What a ‘Competency Trap’ Is and How to Avoid It
A ‘competency trap’ is when the professional level a person reaches turns into a monument to the person themselves that actively sabotages them from developing further. Continue reading to find out how to detect when a person falls into the trap and what to do next.
The competence of everybody who learns something develops according to an established cycle made up of four stages:
‘Unconscious incompetence’ is the first stage. At this level, a person doesn’t know or understand where they should move in order to grow professionally.
As soon as an individual comes across new challenges and tasks, they transition to the second state, ‘conscious incompetence’ after understanding how much more they still need to learn. This is where an employee actively acquires experience and, after 10,000 of professional development, becomes a qualified specialist, according to Malcolm Gladwell, a Canadian sociologist.
After that, they move to the third stage, ‘conscious competence’. At this stage, the professional is confident in themselves, their knowledge, and their skills. This assuredness is reinforced by the experience gained and the speed at which they can solve tasks put before them. Such employees are autonomous and decisive. They know their worth and are loved and respected by others. “What’s so wrong about that?”, one might wonder. Every employer would be happy to have such a highly competent, independent, and confident employee on their team.
This is where the so-called ‘competency trap’ comes into play. It comes in several varieties:
1. The professional prefers to rely on their own knowledge and experience because, after all, those things never failed them before. It can also mean that they refuse to experiment with new approaches, take risks, or think outside the box. They also lose the ability to adapt over time.
2. The employee stops learning because they struggle to find something truly new and exciting in their field of expertise. The need to learn also decreases over time because the employee is typically assigned similar tasks.
3. An employee who is competent in a certain topic or specific field avoids taking tasks in which they have less experience and that are harder to do because they aren’t sure of themselves when working on those tasks. These tasks seem like a waste of time to the employee, so they take these tasks on extremely reluctantly.
4. Inspired by their own success, the professional gradually develop the illusion that the tasks entrusted to them are the most valuable and important tasks out of all the team’s work. As such, they may neglect co-workers’ priorities.
5. Highly talented employees get bored. Although anybody would derive pleasure from successfully completed tasks, there’s still a need to challenge our knowledge and experience with every new assignment. This is the only way to enter a state of ‘flow’, an ‘optimal experience’, as the Hungarian-American psychologist Mihaly Csikszentmihalyi described it.
6. The aforementioned challenges don’t just face Individuals; they can affect an entire company, too, if it doesn’t take the necessary steps in a timely manner. For example, if you give professional tasks from their area of competence, they will successfully manage them. But this employee risks turning into a “tower of knowledge” (as described in the book “Joy, Inc.: How We Built a Workplace People Loved” by Sheridan Richard). A tower of knowledge refers to an enormously experienced employee whose loss will cause colossal harm to the company. It gets harder over time to replace such a person, which means the employee will find themselves struggling to go on a vacation or take sick leave.

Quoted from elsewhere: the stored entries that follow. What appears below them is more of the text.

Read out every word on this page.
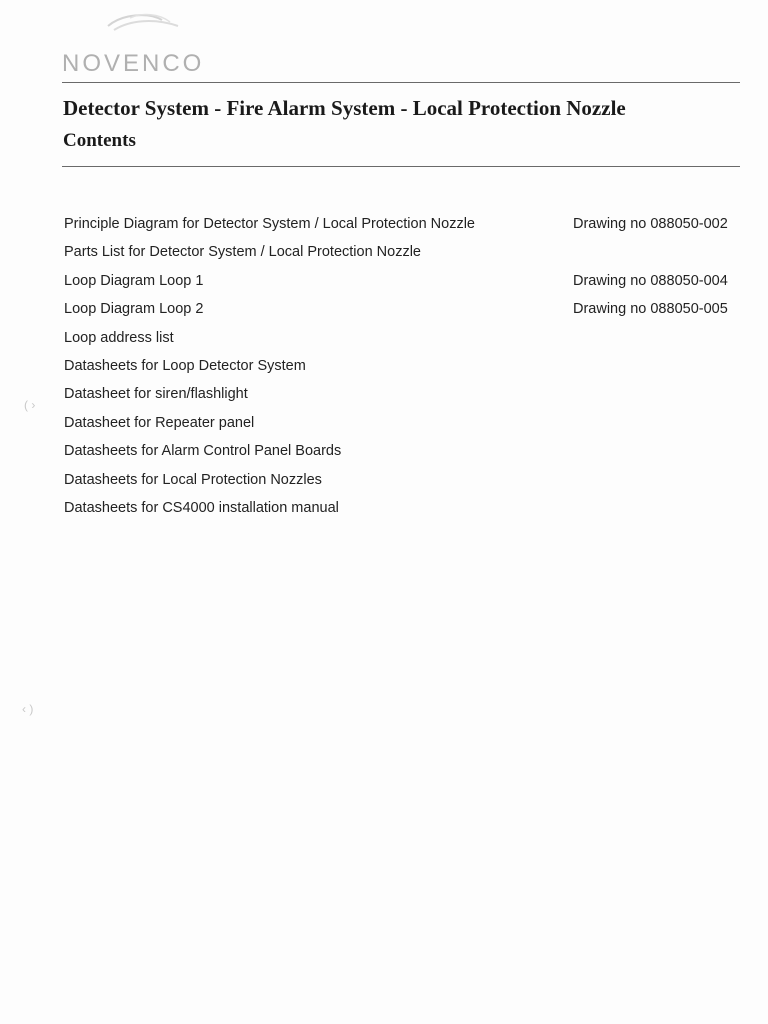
NOVENCO
Detector System - Fire Alarm System - Local Protection Nozzle
Contents
Principle Diagram for Detector System / Local Protection Nozzle	Drawing no 088050-002
Parts List for Detector System / Local Protection Nozzle
Loop Diagram Loop 1	Drawing no 088050-004
Loop Diagram Loop 2	Drawing no 088050-005
Loop address list
Datasheets for Loop Detector System
Datasheet for siren/flashlight
Datasheet for Repeater panel
Datasheets for Alarm Control Panel Boards
Datasheets for Local Protection Nozzles
Datasheets for CS4000 installation manual
( ›
‹ )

How can a person avoid the competency trap when they already feel confident in their skills and in the company that helped them grow?
I don’t want to seem cliché by recommending that they leave their comfort zone, but that seems to be the only way. When you reach a high level of professionalism in a specific field, look for a way to develop further:
- Challenge yourself with new tasks.
- Develop in related areas.
- Change the specific nature of the project or even the company.
At first glance, this advice may seem like nonsense (why change something good?), but solving diverse, more complex tasks provide more pleasure to a person and promotes mental health and life satisfaction.
A company that’s raised a high-end talent can establish a mentorship program to transfer knowledge to newcomers. It will help avoid the so-called ‘bus factor’ when important knowledge is concentrated among a few members of a project.
Beyond that, It’s important to provide a professional with growth opportunities followed by challenging and more complicated tasks. Growth can be horizontal (inside the profession, by studying new areas, domains, projects, technologies) and vertical (through promotion and moving to management positions).
In horizontal development, the person gradually moves to the fourth stage, unconscious competence, which can be characterized by Socrates’ words: “I know that I know nothing, but others don’t know even this much.” At this stage, long-forgotten feelings of novelty from getting the job done, acquiring new knowledge, and being able to take a look at your profession and role in the company from a different perspective await a person. On the company’s end, it acquires a loyal, invested, and productive employee.